Guidance for the Cloud Platform team, when the recycle-node pipeline job fails:
error: unable to drain node "ip-172-20-xxx-xxx.eu-west-2.compute.internal", aborting command...
The pipeline may fail if pods exist without being part of a replicaset. These are usually port-forward pods, used by developers to connect to an RDS instance from their development environment.
The error will be similar to this:
There are pending nodes to be drained: ip-172-20-123-244.eu-west-2.compute.internal error: pods not managed by ReplicationController, ReplicaSet, Job, DaemonSet or StatefulSet (use --force to override): port-forward
We’re running the process in a relatively “gentle” way, so it just fails the pipeline, rather than force-draining the node (which would have destroyed these pods). However, there is a separate concourse pipeline job to delete any such pods after 24 hours, so it is generally safe to ignore these pipeline failures for a day or two. Or, you can manually delete the pod(s) as follows:
If the pipeline logs are not showing which pods are causing the issue, you can use the node name from above, to run;
kubectl --ignore-daemonsets --delete-local-data drain ip-172-20-123-244.eu-west-2.compute.internal
It will show a similar message to the one in the pipeline logs, but will also give the list of pods which are causing the error.
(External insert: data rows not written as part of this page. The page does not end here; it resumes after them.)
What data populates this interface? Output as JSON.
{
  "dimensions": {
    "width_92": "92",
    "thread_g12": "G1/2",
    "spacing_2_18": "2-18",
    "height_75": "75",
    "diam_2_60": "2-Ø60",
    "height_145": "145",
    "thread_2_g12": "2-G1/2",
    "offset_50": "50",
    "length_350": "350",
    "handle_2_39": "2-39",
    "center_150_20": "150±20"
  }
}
There are pending nodes to be drained: ip-172-20-123-244.eu-west-2.compute.internal error: cannot delete Pods not managed by ReplicationController, ReplicaSet, Job, DaemonSet or StatefulSet (use --force to override): licences-dev/port-forward
Then you can track down the namespace owner and ask them to clear up their pods by sending a message in the #ask-cloud-platform, something like:
The recycle-node job failed because of some manually-created pods. If any of these pods are yours, and you're not using them anymore, please could you delete them so that the next time the recycle-node job runs, it is able to replace the node? licences-dev/port-forward
Once the pod causing the issue gets deleted, you can re-run the pipeline or just wait for the next scheduled run.